Amitié à l'américaine

Dernièrement j'ai demandé à quelques uns de mes amis américains et Français ce qu'ils pensaient d'un article de blog écrit par une Francaise qui avait du mal à comprendre la froideur des Américains. Voici l'article en question.

Mon post aujourd'hui est mon premier article du genre "interview" quoique je ne sois pas du tout à l'aise avec ce format veuillez donc me pardonner si je ne respecte pas les canons de ce genre de publication.

La première d'un ami bien Français qui dit n'avoir aucun ami américain, seulement des amis internationaux....Sur le mode humoristique, à la question "pourquoi tu n'as pas d'amis américains" voici sa réponse lapidaire :

1.       Je ne bois pas de bière
2.       J’ai n’aime ni leurs séries TV, ni le football américain,
3.       Je n’aime pas les discussions creuses…


Je dois dire qu'il y a là quelque chose de vrai de mon point de vue, pour le #2. J'ai remarqué que les conversations tournent souvent autour du sport et le "bonding" des hommes en tous cas se fait souvent autour d'une bière en regardant un match de foot ou de basket!

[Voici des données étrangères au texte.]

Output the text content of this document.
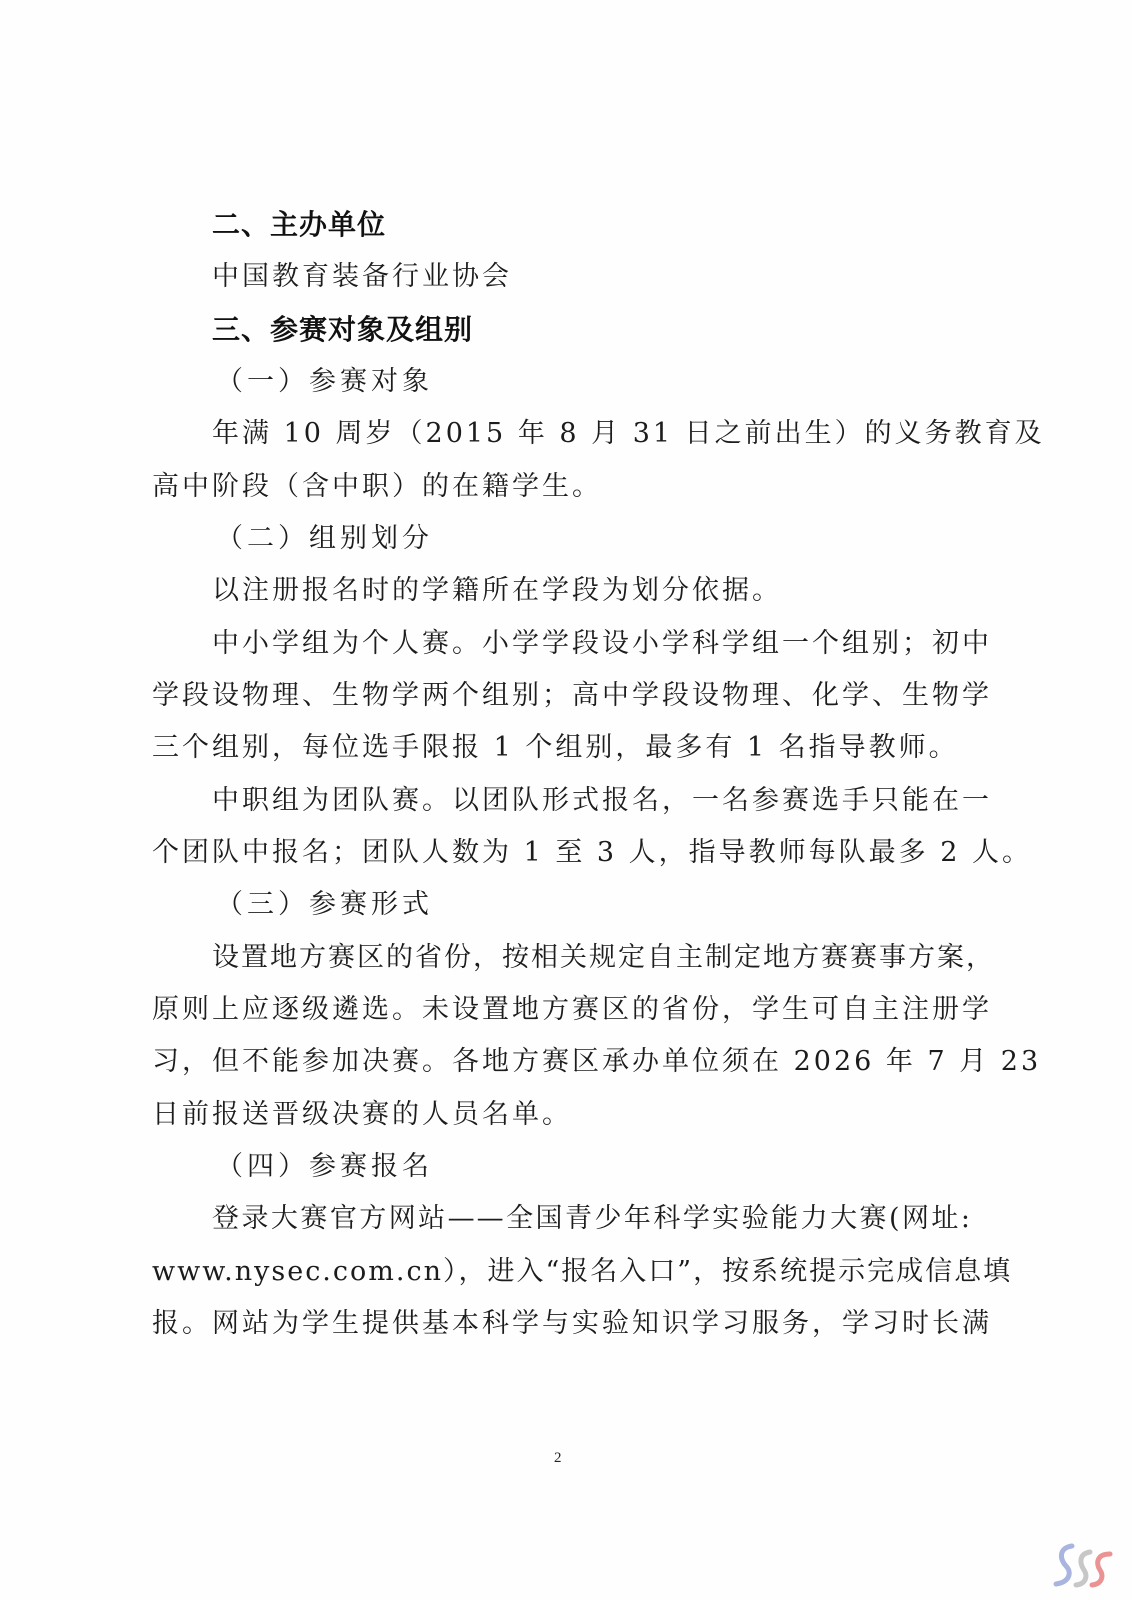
二、主办单位
中国教育装备行业协会
三、参赛对象及组别
（一）参赛对象
年满 10 周岁（2015 年 8 月 31 日之前出生）的义务教育及
高中阶段（含中职）的在籍学生。
（二）组别划分
以注册报名时的学籍所在学段为划分依据。
中小学组为个人赛。小学学段设小学科学组一个组别；初中
学段设物理、生物学两个组别；高中学段设物理、化学、生物学
三个组别，每位选手限报 1 个组别，最多有 1 名指导教师。
中职组为团队赛。以团队形式报名，一名参赛选手只能在一
个团队中报名；团队人数为 1 至 3 人，指导教师每队最多 2 人。
（三）参赛形式
设置地方赛区的省份，按相关规定自主制定地方赛赛事方案，
原则上应逐级遴选。未设置地方赛区的省份，学生可自主注册学
习，但不能参加决赛。各地方赛区承办单位须在 2026 年 7 月 23
日前报送晋级决赛的人员名单。
（四）参赛报名
登录大赛官方网站——全国青少年科学实验能力大赛(网址:
www.nysec.com.cn），进入“报名入口”，按系统提示完成信息填
报。网站为学生提供基本科学与实验知识学习服务，学习时长满
2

Même les femmes américaines en connaissent un rayon sur les équipes et les joueurs. Pour moi qui ne connait même pas les règles du foot ou du baseball, je me retrouve déjà avec un train de retard dans les conversations de base. Ce qui m'amène au #3, les discussions creuses. Il m'est arrivé de commencer à avoir des discussions intéressantes (de mon point de vue) sur la religion ou la politique avec des Américains, mais ils se sont vite arrêtés avec l'air de bêtes traquées lorsqu'ils se sont rendus compte ou je les entrainais...c'est dommage car je sais qu'ils ont une opinion sur ces sujets mais ils la gardent soigneusement pour eux. Par contre ils n'ont aucun scrupule à dire ce qu'ils ont payé pour leur maison  ou qu'il sont voté pour Trump ;-). Les Français dans ces domaines resteraient bouche cousue....

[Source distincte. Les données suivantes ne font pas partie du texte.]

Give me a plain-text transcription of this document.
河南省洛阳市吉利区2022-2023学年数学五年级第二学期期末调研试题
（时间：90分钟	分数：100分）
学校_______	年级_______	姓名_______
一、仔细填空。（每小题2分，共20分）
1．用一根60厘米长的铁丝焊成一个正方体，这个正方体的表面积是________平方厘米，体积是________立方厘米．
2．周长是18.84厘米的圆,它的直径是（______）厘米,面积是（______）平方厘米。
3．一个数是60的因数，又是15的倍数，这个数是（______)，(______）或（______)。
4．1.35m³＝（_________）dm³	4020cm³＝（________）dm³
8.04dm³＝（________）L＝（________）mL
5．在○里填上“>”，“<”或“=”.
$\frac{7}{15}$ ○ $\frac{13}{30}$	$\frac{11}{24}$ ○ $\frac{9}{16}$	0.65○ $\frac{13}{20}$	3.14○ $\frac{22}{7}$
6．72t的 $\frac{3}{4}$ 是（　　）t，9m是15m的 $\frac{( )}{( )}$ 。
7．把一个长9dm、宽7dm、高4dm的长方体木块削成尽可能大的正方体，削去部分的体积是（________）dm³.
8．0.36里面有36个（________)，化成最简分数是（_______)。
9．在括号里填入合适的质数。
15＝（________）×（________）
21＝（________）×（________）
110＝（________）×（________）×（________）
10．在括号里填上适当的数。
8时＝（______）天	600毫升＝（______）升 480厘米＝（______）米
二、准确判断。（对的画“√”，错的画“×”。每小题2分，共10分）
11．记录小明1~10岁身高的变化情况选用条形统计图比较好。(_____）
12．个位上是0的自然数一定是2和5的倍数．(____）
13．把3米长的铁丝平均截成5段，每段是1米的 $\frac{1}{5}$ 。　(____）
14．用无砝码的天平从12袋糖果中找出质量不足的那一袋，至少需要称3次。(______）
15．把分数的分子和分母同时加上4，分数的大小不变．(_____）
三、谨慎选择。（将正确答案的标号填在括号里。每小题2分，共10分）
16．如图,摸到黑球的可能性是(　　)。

Mes deux ami(e)s ci-dessous ont tous les deux eu des conjoints américains. Je pense donc qu'elles ont peut-être un point de vue plus objectif que moi sur cet article. "A" est plutot américanisé pour le coup, comme un Américain il se méfie de ceux qui veulent faire connaissance trop vite :

-- Euh oui, c'est plutot bizarre d'inviter quelqu'un qu'on connait a peine pour faire connaissance, a moins que ce soit de la famille. Meme en France, je ferais jamais ca.

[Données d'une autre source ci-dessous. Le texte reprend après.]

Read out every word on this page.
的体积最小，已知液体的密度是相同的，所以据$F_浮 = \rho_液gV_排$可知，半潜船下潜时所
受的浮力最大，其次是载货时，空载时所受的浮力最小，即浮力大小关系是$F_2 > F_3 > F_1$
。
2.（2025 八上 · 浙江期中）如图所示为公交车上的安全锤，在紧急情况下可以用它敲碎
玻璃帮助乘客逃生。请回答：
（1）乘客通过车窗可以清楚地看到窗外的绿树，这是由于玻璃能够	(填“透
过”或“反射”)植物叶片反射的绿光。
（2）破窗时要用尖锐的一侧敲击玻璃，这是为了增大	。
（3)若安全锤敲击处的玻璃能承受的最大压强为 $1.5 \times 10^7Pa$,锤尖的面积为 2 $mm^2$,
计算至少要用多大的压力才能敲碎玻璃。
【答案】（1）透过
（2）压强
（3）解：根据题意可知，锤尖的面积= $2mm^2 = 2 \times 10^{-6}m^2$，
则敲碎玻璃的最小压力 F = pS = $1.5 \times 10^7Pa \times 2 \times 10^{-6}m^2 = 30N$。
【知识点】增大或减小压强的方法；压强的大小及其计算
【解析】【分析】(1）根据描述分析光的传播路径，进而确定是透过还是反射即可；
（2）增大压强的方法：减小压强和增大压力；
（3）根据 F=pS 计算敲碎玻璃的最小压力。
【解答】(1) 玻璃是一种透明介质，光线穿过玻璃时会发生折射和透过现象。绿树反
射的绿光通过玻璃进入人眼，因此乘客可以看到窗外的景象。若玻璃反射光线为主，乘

et il donne un conseil aux nouveaux immigrants :

--quand les Americains disent "let's have lunch one day", c'est par politesse. Ils ne s'attendent absolument pas a une invitation. C'est comme quand on dit en France qu'on se verra, mais on se voit pas au final. 

"B" est une amie américaine très francophile et son conjoint est Francais. Elle m'a donné une longue réponse c'est un point de vue intéressant car elle utilise des fruits pour faire la comparaison! Les petites fautes ci-dessous sont les siennes que j'ai laissées pour l'authenticité, mais mon amie parle un excellent français!

--Premièrement, il ne faut jamais oublier que la société américaine n'est pas une culture latine, mais plutôt germanique (qui pourra changer avec l'hispanisisation des Etats-Unis). Alors, les habitudes physiques ne sont pas pareilles et, tout comme les pays d'Europe du nord, on ne fait pas la bise. Cela dit, des 'hugs' peuvent être très intimes et sincères (plus de pression, plus longs), mais pas avec n'importe qui.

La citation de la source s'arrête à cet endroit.